Consejos para viajar con niños pequeños

Cuando nació nuestro primer hijo continuamos viajando, aunque sustituimos los destinos lejanos por otros de corta o media distancia. A pesar de que seguimos viajando, algunas cosas cambiaron. El equipaje aumentó para incluir pañales, toallitas, mochila de porteo o carrito, biberones etc. El ritmo del viaje también cambió. Ya no pudimos viajar como lo hacíamos antes, tuvimos que adaptarnos a las necesidades de nuestro pequeño. Los viajes eran más cansados ya que no dormíamos las noches enteras (hasta que cumplió los tres años), no podíamos hacer tantas visitas/excursiones y algunas no consideramos oportuno hacerlas con un bebé tan pequeño. Pero al nacer nuestro segundo hijo, la cosa se complicó, no sólo teníamos que ocuparnos de un niño sino de dos…

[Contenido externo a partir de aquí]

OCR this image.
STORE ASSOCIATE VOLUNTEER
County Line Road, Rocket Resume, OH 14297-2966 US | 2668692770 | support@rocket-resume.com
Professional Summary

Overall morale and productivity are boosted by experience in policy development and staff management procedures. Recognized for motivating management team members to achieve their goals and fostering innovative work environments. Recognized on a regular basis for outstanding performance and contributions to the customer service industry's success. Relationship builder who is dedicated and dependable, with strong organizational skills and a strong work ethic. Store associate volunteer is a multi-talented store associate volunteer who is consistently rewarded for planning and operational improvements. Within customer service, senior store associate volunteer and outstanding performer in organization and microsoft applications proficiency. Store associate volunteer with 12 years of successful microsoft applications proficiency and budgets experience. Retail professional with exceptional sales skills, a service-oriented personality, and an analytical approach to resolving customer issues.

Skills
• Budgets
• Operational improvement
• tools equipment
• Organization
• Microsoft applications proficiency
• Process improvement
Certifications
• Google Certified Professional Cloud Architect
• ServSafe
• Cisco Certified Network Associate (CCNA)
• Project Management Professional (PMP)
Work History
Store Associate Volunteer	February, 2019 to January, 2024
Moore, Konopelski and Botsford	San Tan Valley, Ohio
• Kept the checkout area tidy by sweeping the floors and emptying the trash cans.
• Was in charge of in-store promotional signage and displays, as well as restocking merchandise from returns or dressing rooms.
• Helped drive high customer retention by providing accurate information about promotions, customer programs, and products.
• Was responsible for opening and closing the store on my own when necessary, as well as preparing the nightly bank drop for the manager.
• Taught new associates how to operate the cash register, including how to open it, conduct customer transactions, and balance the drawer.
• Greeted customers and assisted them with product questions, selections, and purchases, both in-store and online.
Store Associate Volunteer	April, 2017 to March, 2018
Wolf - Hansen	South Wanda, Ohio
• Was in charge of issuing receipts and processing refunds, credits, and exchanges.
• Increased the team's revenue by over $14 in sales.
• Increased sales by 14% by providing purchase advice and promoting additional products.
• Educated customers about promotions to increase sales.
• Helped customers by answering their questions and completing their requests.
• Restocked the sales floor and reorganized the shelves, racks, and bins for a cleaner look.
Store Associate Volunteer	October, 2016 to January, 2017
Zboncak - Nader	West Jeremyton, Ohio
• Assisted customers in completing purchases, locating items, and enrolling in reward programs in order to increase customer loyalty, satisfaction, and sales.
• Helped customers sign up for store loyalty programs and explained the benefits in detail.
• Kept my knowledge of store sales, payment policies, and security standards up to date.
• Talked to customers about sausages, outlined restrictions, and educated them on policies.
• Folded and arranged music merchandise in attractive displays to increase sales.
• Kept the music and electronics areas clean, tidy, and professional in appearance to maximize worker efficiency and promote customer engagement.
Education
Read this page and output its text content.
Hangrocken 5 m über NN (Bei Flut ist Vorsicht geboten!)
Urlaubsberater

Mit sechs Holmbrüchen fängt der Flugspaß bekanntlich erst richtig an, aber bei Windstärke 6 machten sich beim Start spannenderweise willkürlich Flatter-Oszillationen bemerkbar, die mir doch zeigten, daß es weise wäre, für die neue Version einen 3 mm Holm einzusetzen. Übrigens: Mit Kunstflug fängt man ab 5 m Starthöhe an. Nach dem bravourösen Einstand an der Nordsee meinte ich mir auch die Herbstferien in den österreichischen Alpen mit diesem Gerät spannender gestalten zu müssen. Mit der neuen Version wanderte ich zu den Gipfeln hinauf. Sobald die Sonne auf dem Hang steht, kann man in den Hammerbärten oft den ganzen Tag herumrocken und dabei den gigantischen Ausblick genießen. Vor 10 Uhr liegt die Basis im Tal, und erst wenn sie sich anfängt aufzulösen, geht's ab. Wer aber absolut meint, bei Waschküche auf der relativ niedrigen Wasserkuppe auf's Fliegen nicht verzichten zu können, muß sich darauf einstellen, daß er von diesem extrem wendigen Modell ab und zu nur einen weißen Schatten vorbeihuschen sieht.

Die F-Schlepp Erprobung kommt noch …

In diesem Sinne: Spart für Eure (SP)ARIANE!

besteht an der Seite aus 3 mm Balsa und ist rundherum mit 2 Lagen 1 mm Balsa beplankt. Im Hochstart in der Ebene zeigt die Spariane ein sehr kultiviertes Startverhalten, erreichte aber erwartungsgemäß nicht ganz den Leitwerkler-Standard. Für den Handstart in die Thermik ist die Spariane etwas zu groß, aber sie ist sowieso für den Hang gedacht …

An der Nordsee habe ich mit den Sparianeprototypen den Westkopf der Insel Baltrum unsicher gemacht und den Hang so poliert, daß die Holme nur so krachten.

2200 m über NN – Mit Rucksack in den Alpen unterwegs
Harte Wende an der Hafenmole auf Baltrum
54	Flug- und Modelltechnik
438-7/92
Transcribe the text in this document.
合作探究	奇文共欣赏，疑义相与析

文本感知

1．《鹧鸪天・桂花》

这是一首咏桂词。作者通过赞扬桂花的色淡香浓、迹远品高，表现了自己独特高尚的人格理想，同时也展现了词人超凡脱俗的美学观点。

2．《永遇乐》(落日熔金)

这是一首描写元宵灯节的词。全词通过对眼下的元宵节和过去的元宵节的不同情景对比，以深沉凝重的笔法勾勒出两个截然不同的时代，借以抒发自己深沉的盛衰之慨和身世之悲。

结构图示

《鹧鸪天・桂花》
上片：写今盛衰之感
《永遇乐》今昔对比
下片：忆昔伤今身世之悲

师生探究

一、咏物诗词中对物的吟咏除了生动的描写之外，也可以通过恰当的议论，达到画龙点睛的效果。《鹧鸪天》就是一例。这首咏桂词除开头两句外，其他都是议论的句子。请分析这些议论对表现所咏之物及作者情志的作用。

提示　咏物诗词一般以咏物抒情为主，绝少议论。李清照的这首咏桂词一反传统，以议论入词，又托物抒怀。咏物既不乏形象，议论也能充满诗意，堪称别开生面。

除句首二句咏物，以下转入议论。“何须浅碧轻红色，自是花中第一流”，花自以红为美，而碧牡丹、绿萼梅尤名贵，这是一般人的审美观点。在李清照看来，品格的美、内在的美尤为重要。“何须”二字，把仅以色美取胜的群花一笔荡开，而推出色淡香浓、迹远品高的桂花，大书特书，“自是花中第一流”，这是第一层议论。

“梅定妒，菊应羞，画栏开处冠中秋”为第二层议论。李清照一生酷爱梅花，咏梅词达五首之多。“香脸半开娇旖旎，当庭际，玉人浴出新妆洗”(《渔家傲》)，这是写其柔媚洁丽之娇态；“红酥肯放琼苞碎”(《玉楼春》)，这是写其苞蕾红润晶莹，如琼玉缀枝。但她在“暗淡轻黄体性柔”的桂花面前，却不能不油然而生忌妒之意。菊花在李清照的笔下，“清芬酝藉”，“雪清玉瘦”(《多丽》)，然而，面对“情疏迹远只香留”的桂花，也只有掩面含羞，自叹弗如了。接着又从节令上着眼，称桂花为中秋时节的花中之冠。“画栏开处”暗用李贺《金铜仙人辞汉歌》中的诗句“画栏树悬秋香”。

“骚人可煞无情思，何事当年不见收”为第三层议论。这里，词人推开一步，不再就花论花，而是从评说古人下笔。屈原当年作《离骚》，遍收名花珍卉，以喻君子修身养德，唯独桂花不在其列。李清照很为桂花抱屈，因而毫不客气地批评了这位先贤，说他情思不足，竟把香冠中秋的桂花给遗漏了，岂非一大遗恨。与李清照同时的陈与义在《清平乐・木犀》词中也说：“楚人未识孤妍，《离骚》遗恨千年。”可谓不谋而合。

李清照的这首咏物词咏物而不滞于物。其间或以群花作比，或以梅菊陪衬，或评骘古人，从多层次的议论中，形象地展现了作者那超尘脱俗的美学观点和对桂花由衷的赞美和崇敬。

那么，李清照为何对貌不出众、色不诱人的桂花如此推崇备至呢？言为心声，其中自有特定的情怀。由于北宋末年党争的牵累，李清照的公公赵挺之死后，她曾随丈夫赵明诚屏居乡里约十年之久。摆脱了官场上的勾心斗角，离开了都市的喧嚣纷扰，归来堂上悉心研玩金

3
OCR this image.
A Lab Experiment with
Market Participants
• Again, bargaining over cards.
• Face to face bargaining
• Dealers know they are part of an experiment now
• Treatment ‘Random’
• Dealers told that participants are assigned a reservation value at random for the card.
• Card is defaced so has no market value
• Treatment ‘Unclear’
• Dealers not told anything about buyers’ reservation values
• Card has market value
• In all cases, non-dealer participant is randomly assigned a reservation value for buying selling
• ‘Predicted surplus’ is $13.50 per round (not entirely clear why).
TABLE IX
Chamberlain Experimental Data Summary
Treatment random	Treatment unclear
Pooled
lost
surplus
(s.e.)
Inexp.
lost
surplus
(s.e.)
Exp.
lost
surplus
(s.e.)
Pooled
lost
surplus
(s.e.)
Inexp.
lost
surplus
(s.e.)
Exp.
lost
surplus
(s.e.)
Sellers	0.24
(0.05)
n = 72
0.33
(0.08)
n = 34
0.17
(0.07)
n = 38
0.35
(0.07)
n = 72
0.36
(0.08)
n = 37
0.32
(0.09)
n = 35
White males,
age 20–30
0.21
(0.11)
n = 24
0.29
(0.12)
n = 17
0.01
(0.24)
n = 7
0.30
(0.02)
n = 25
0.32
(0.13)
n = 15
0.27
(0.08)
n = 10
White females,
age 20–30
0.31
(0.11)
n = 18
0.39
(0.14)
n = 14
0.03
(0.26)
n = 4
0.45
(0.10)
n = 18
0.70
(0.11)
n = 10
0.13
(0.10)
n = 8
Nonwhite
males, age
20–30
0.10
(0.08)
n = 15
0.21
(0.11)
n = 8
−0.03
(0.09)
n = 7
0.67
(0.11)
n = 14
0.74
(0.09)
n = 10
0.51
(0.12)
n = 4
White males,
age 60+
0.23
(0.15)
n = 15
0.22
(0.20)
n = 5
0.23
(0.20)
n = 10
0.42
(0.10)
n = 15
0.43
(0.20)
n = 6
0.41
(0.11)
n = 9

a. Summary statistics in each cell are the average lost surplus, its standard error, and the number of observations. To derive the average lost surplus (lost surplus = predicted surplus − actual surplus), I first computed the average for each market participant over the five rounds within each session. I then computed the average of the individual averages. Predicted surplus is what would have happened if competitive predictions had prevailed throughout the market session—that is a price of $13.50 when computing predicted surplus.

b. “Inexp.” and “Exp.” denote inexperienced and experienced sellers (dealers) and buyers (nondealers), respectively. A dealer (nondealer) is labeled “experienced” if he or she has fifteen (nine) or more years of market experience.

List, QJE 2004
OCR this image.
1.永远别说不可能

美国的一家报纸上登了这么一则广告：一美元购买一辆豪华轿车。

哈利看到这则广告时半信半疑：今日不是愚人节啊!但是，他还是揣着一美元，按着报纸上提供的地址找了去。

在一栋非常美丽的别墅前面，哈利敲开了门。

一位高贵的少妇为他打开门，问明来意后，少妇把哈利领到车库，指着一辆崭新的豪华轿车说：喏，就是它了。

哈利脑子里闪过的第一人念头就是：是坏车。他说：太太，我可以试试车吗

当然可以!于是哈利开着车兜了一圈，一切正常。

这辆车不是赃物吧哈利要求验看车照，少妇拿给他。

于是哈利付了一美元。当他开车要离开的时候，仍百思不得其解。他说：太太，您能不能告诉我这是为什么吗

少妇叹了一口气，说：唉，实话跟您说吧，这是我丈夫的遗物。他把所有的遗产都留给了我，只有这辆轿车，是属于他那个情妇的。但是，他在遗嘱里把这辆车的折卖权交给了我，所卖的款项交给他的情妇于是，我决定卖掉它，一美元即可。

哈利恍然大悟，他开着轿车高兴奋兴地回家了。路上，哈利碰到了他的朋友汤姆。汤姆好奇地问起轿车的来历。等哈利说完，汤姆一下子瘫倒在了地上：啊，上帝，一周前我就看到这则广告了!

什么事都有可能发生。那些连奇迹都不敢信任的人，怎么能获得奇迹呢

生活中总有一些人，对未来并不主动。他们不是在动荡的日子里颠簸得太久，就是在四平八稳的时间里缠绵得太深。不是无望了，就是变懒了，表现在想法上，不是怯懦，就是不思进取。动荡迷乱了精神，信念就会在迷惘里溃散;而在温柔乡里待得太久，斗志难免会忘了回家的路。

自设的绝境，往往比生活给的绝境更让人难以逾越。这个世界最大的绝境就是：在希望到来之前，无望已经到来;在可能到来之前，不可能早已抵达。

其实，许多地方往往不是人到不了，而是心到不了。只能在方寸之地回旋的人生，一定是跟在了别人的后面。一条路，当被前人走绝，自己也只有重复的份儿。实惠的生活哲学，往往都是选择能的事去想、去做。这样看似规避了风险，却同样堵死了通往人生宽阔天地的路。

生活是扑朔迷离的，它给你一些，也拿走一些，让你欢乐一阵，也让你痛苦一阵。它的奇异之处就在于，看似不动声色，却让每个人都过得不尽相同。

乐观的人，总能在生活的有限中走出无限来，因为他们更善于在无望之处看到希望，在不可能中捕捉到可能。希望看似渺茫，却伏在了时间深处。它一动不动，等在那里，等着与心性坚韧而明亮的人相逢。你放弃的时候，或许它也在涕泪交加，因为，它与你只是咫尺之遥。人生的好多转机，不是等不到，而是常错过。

Viajar con dos niños pequeños transformó nuestra manera de viajar. Lo primero fue el cambio de ritmo. Sin darnos cuenta nos pasamos al Slow Travel, sin siquiera saber lo que era (podéis leer nuestra entrada “Slow travel: una opción mejor para viajar con niños”). El segundo cambio fue a nivel logístico. Con los años habíamos aprendido a viajar con poco equipaje, pero con los niños tuvimos que incorporar un montón de cosas para ellos: cochecitos, más ropa, biberones, pañales, cuentos, juguetes, etc. El tercer cambio afectó al tipo de viaje. Empezamos a buscar lugares donde los niños pudieran disfrutar y cambiamos los viajes largos en avión por los viajes en coche.

Destinos con niños

 

Viaje al Tirol con un bebé de 18 meses

En esta entrada resumimos un viaje que realizamos con nuestro primer hijo cuando tenía 18 meses. Buscábamos un lugar para viajar en nuestro verano (hemisferio norte) donde no hiciera mucho calor. Se nos ocurrió viajar al Tirol austriaco, una bonita región situada al oeste de Austria, rodeada de montañas. Allí pasamos unos días muy tranquilos sin aglomeraciones y en contacto con una naturaleza espectacular. A continuación resumimos los lugares que visitamos.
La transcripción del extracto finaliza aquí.